The Parliamentary Commission on Banking Standards, established by the government made the recommendations in a final report that amounted to a blunt indictment of malpractice.
The reputation of Britain's banking sector has been badly damaged in recent years by a string of scandals, including also credit insurance mis-selling and ongoing controversy over vast bank bailouts during the 2008 financial crisis.
British Prime Minister David Cameron expressed his strong approval when asked whether he accepted the commission's recommendations on bonuses and criminal penalties.
"Yes, I do support both of those measures," he told lawmakers in his weekly question-and-answer session. "Obviously we need to take time to read this excellent report.
"But penalising, including criminal penalties against bankers who behave irresponsibly, I say yes. Also, making sure that banks who are in receipt of taxpayers' money that you can claw back... bonuses, I say yes too."
Cameron added that the coalition government would use the Banking Bill, which is currently going through parliament, to implement the proposals.
The Commission was formed last year after revelations that Barclays bank tried to manipulate the Libor rate, which is used as a benchmark for global financial contracts worth about $300 trillion.

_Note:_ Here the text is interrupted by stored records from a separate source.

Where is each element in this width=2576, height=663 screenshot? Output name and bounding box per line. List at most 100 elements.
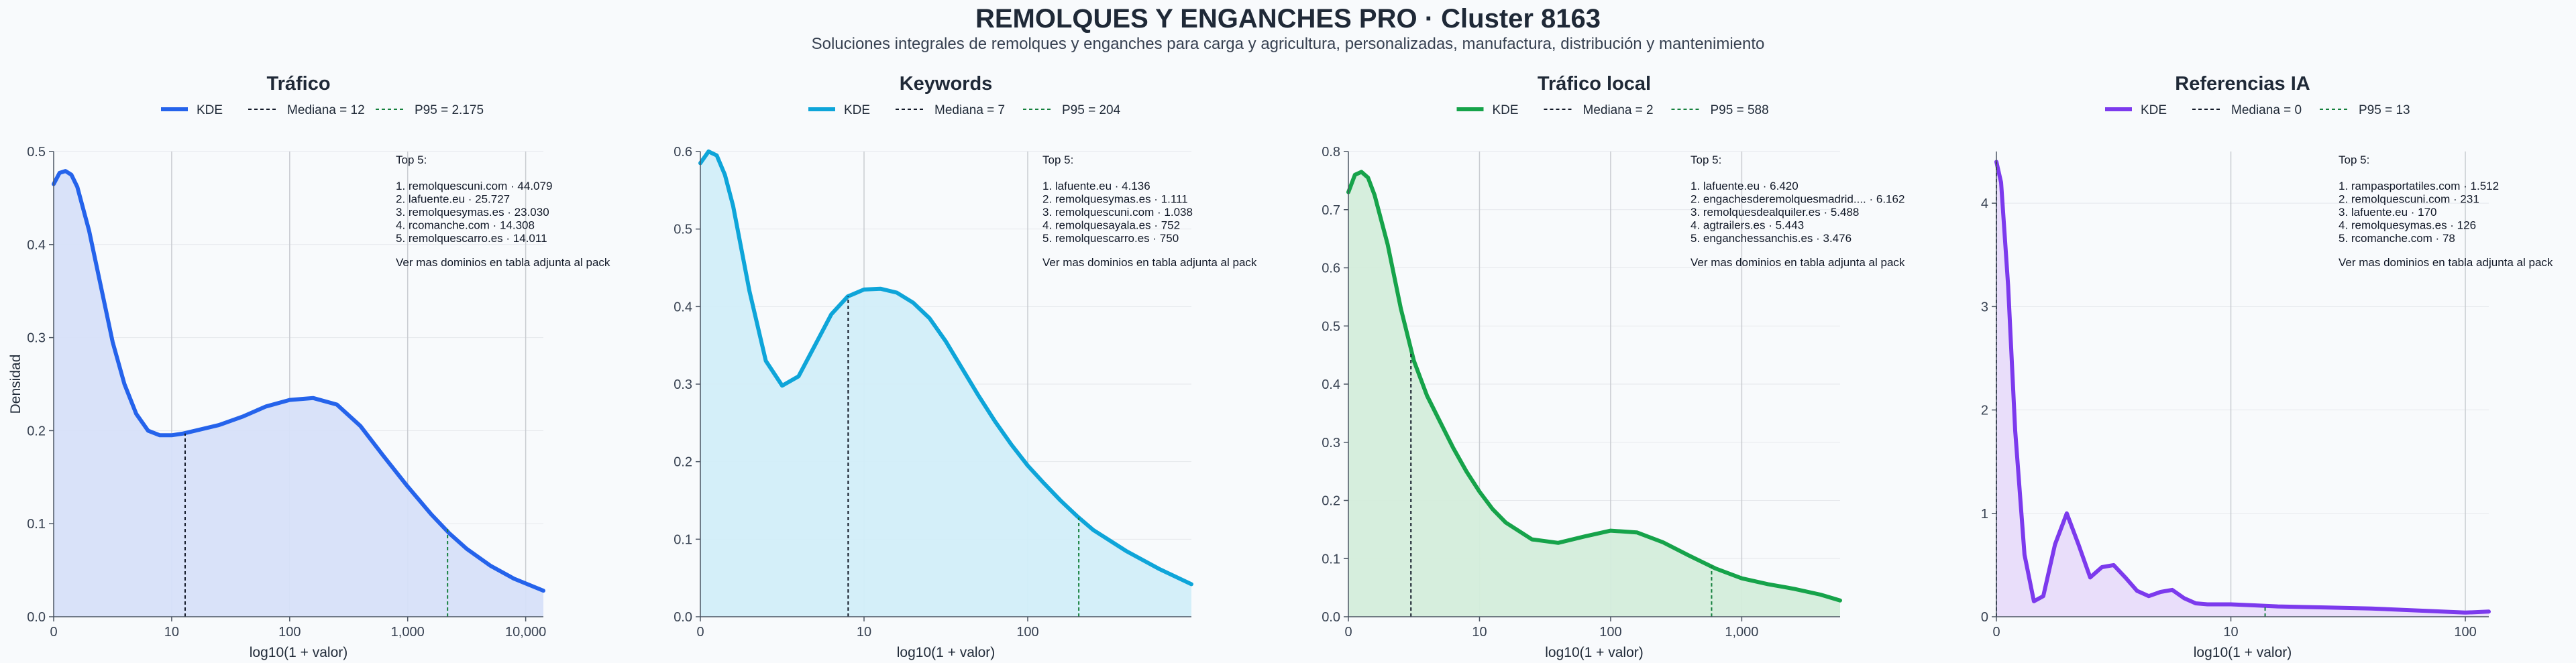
x-tick-label: 100 [1016, 625, 1038, 640]
y-tick-label: 0.0 [27, 610, 46, 625]
legend: KDE Mediana = 0 P95 = 13 [2105, 103, 2410, 117]
y-tick-label: 0.1 [1322, 552, 1340, 566]
top5-footer: Ver mas dominios en tabla adjunta al pac… [1690, 256, 1905, 269]
y-tick-label: 0.2 [1322, 494, 1340, 509]
x-axis-label: log10(1 + valor) [2194, 645, 2292, 660]
x-tick-label: 10 [2223, 625, 2238, 640]
chart-title: Tráfico [266, 73, 330, 95]
top5-item: 4. rcomanche.com · 14.308 [396, 219, 535, 232]
y-tick-label: 0.5 [27, 145, 46, 160]
top5-title: Top 5: [2339, 154, 2369, 166]
top5-item: 2. remolquescuni.com · 231 [2339, 193, 2479, 206]
top5-item: 2. remolquesymas.es · 1.111 [1042, 193, 1188, 206]
top5-footer: Ver mas dominios en tabla adjunta al pac… [2339, 256, 2553, 269]
y-tick-label: 0.4 [1322, 377, 1340, 392]
top5-item: 5. rcomanche.com · 78 [2339, 232, 2455, 245]
x-axis-label: log10(1 + valor) [250, 645, 348, 660]
top5-item: 1. lafuente.eu · 6.420 [1690, 180, 1799, 192]
top5-item: 1. remolquescuni.com · 44.079 [396, 180, 552, 192]
x-tick-label: 0 [50, 625, 57, 640]
legend-label-median: Mediana = 7 [934, 103, 1005, 117]
top5-item: 3. lafuente.eu · 170 [2339, 206, 2437, 219]
top5-item: 1. rampasportatiles.com · 1.512 [2339, 180, 2499, 192]
kde-line [1994, 160, 2491, 615]
top5-item: 4. remolquesayala.es · 752 [1042, 219, 1180, 232]
legend-label-kde: KDE [1493, 103, 1519, 117]
top5-annotation: Top 5: 1. rampasportatiles.com · 1.5122. … [2339, 154, 2553, 269]
y-tick-label: 4 [1981, 196, 1988, 211]
top5-item: 1. lafuente.eu · 4.136 [1042, 180, 1150, 192]
y-tick-label: 0.3 [27, 331, 46, 346]
x-tick-label: 0 [1992, 625, 2000, 640]
y-tick-label: 0.1 [674, 532, 692, 547]
x-tick-label: 10 [857, 625, 871, 640]
y-tick-label: 0.3 [1322, 436, 1340, 450]
y-tick-label: 0.3 [674, 377, 692, 392]
page-title: REMOLQUES Y ENGANCHES PRO · Cluster 8163 [975, 4, 1601, 34]
kde-line [1346, 170, 1842, 603]
x-tick-label: 0 [696, 625, 704, 640]
x-tick-label: 10,000 [505, 625, 546, 640]
legend-label-kde: KDE [197, 103, 223, 117]
x-tick-label: 10 [1472, 625, 1487, 640]
legend-label-p95: P95 = 588 [1711, 103, 1769, 117]
legend-label-p95: P95 = 204 [1062, 103, 1121, 117]
y-tick-label: 0.7 [1322, 203, 1340, 218]
y-tick-label: 3 [1981, 300, 1988, 314]
y-tick-label: 0.1 [27, 517, 46, 532]
kde-line [52, 169, 545, 593]
top5-item: 2. lafuente.eu · 25.727 [396, 193, 510, 206]
y-tick-label: 0.4 [674, 300, 692, 314]
legend-label-median: Mediana = 2 [1583, 103, 1654, 117]
x-tick-label: 10 [164, 625, 179, 640]
legend: KDE Mediana = 2 P95 = 588 [1456, 103, 1769, 117]
chart-panel-1: Tráfico KDE Mediana = 12 P95 = 2.175 0.0 0.1 0… [8, 73, 610, 660]
chart-title: Keywords [900, 73, 993, 95]
top5-item: 2. engachesderemolquesmadrid.... · 6.162 [1690, 193, 1904, 206]
kde-area [700, 152, 1191, 617]
chart-panel-3: Tráfico local KDE Mediana = 2 P95 = 588 0.0 0… [1322, 73, 1905, 660]
top5-item: 5. remolquescarro.es · 14.011 [396, 232, 547, 245]
y-tick-label: 0.6 [674, 145, 692, 160]
top5-item: 4. remolquesymas.es · 126 [2339, 219, 2476, 232]
kde-area [54, 171, 543, 617]
chart-title: Tráfico local [1538, 73, 1651, 95]
chart-panel-2: Keywords KDE Mediana = 7 P95 = 204 0.0 0.1 0.2… [674, 73, 1257, 660]
top5-title: Top 5: [396, 154, 427, 166]
x-tick-label: 1,000 [391, 625, 425, 640]
y-tick-label: 2 [1981, 404, 1988, 418]
chart-title: Referencias IA [2175, 73, 2310, 95]
top5-footer: Ver mas dominios en tabla adjunta al pac… [396, 256, 610, 269]
y-tick-label: 1 [1981, 507, 1988, 522]
y-tick-label: 0.2 [674, 455, 692, 470]
legend: KDE Mediana = 7 P95 = 204 [808, 103, 1121, 117]
x-axis-label: log10(1 + valor) [897, 645, 996, 660]
top5-item: 3. remolquescuni.com · 1.038 [1042, 206, 1193, 219]
y-tick-label: 0.0 [674, 610, 692, 625]
y-tick-label: 0.4 [27, 238, 46, 253]
legend: KDE Mediana = 12 P95 = 2.175 [161, 103, 484, 117]
top5-item: 3. remolquesdealquiler.es · 5.488 [1690, 206, 1859, 219]
x-tick-label: 100 [278, 625, 301, 640]
top5-item: 3. remolquesymas.es · 23.030 [396, 206, 549, 219]
top5-item: 5. remolquescarro.es · 750 [1042, 232, 1179, 245]
legend-label-p95: P95 = 2.175 [415, 103, 484, 117]
y-tick-label: 0.5 [1322, 319, 1340, 334]
legend-label-median: Mediana = 12 [287, 103, 365, 117]
top5-item: 4. agtrailers.es · 5.443 [1690, 219, 1804, 232]
legend-label-median: Mediana = 0 [2231, 103, 2302, 117]
kde-line [698, 149, 1193, 587]
top5-footer: Ver mas dominios en tabla adjunta al pac… [1042, 256, 1257, 269]
x-tick-label: 100 [1599, 625, 1621, 640]
y-tick-label: 0.0 [1322, 610, 1340, 625]
y-tick-label: 0.8 [1322, 145, 1340, 160]
chart-panel-4: Referencias IA KDE Mediana = 0 P95 = 13 0 1 2 3… [1981, 73, 2553, 660]
y-tick-label: 0.2 [27, 424, 46, 438]
y-tick-label: 0.6 [1322, 261, 1340, 276]
x-tick-label: 1,000 [1725, 625, 1758, 640]
legend-label-p95: P95 = 13 [2359, 103, 2410, 117]
legend-label-kde: KDE [844, 103, 870, 117]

"Under our recommendations, senior bankers who seriously damage their banks or put taxpayers' money at risk can expect to be fined, banned from the industry, or, in the worst cases, go to jail," Commission chairman and Conservative lawmaker Andrew Tyrie said in the report.
It added: "A criminal offence will be established applying to senior persons carrying out their professional responsibilities in a reckless manner, which may carry a prison sentence."
The Commission, which included Archbishop of Canterbury Justin Welby, the Church of England's spiritual leader, as well as lawmakers from across British political parties, recommended also that the state-rescued Royal Bank of Scotland (RBS) should be split into a so-called good bank and a bad bank.
It also criticised the government for "political interference" in both RBS and fellow bailed-out lender Lloyds Banking Group.
The review was published ahead of finance minister George Osborne's annual Mansion House speech to business leaders later on Wednesday, when he is expected to address the government's privatisation plans for RBS and Lloyds.
Lawmakers and Welby additionally called for "much more (of bankers') remuneration to be deferred and, in many cases, for much longer periods of up to 10 years" to "reflect the longer run balance between business risks and rewards".
Tyrie added that "recent scandals, not least the fixing of the Libor rate... have exposed shocking and widespread malpractice" within the nation's banking sector.
"Taxpayers and customers have lost out. The economy has suffered. The reputation of the financial sector has been gravely damaged. Trust in banking has fallen to a new low."
Industry body the British Bankers' Association on Wednesday said it would work alongside the government to implement what it described as "constructive proposals".
Libor, which is calculated daily using estimates from banks of their own interbank rates, has been found to be open to abuse, with some traders lying about borrowing costs to boost trading positions or make their bank seem more secure.
On Tuesday, Britain's Serious Fraud Office charged the first person, former UBS bank trader Tom Hayes, in connection with its Libor probe.
The BBA -- which will lose its role of Libor rate-setter in the wake of the rigging crisis -- last week unveiled proposals aimed at preventing manipulation of the system.